Well, if you can't make a car that behaves like a good human driver, then maybe you shouldn't be making driverless cars? Otherwise, instead of reducing accidents, you might increase them (at least initially, before humans adapt). Self driving cars that can't interoperate with humans using existing infrastructure are basically useless - infrastructure lifetimes are orders of magnitude longer than technology life cycles. Re-planning cities for driverless cars now will make you regret it when the technology matures.
Also, while centralized planning might fly in current day '1984' London, I sure hope this fails at least in EU, where they claim to value privacy. Nothing about self driving cars requires either centralized reporting or even V2V - if you can detect a pedestrian behind a tree, you sure as hell can measure the speed of the car ahead.

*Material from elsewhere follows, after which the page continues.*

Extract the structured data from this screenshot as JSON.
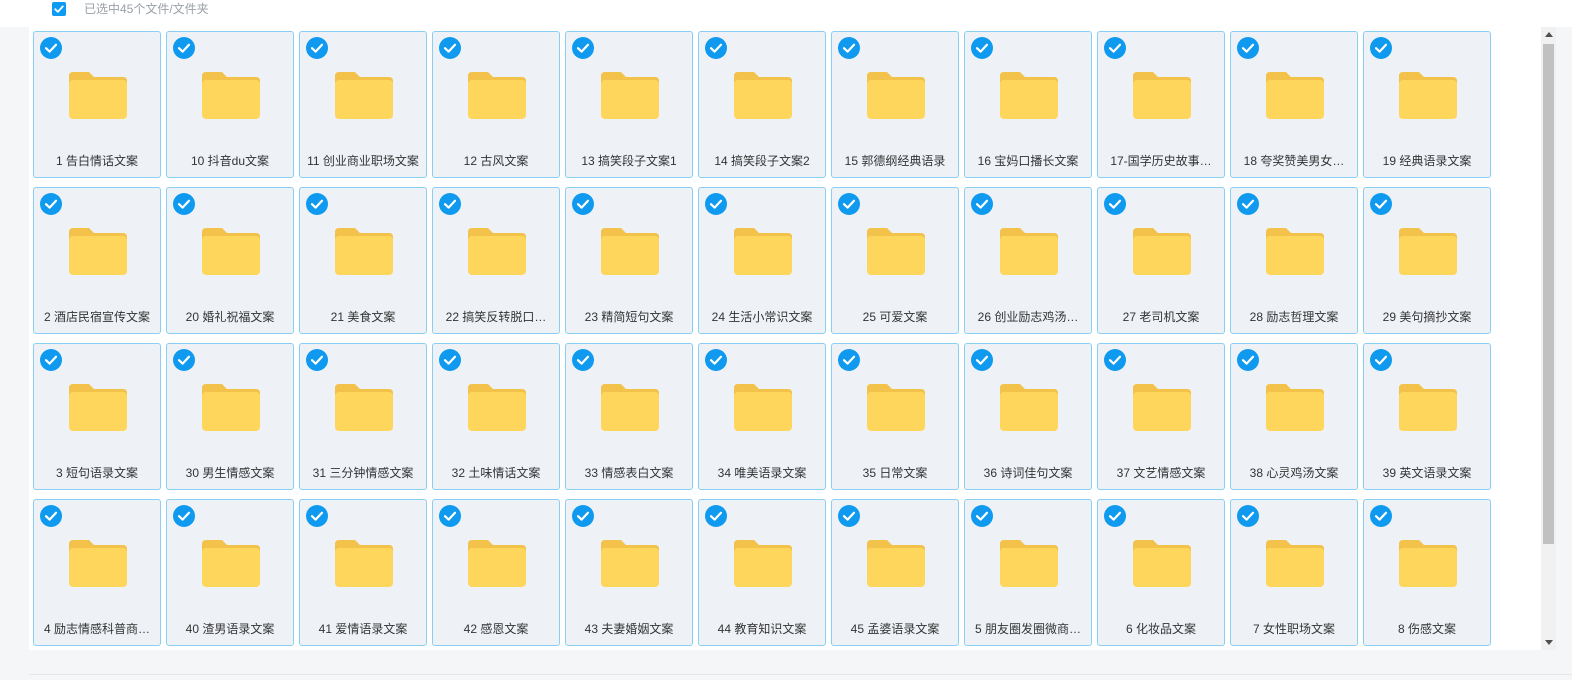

You don't. What you do is avoid the problem by defining protocols and regulations. Then by updating the infrastructure to allow the vehicles to operate in sync but also out of the way. Self driving cars, at least the first generation or two, will require their own environment. Due to the multitude of variables to handle. Insurance, public awareness and education, safety, etc.
In the same way that dumb old cars required (and still do!) new regulations, protocols, and infrastructure amongst other things.
In terms of technology, how do you coordinate all of this cars? Well, that's one of the things I'm trying to find out. There are many, many papers out there that have been attacking the problem for decades and the small subset that I have managed to read agree on one thing: The infrastructure needs to be updated for self driving cars to operate. Not only roads, but pretty much all city planning aspects. Now, you think San Francisco is making a fuss about not building new housing. Imagine how it will respond to redoing everything. Now imagine that at a state level.
It's not a problem solved purely by technology, but through consistent trial and error of multiple moving parts.
Something like "Stopping" or "Everyone Stop, accident" need to hit the wire as quickly as possible. Maybe order the message to the Emergency Stop hits the wire first and any further message information after. That way the message can bypass most of the communications stack in the receiving cars.
Less important information like "Deer on shoulder of road" can use much slower and more latent communications.
Distance is also going to play a part in how the cars communicate. If the car can see tons of low latency high priority messages then it will be more problematic to develop. If the low latency physical layer can only see maybe 100 ft around its self because it is low strength radio or IR based, then all the better. Loud wide area communications can go through a far more latent filtering system.
All of this also doesn't take into account that these systems should degrade gracefully. If the low latency portion fails, the high latency system should still see something and react.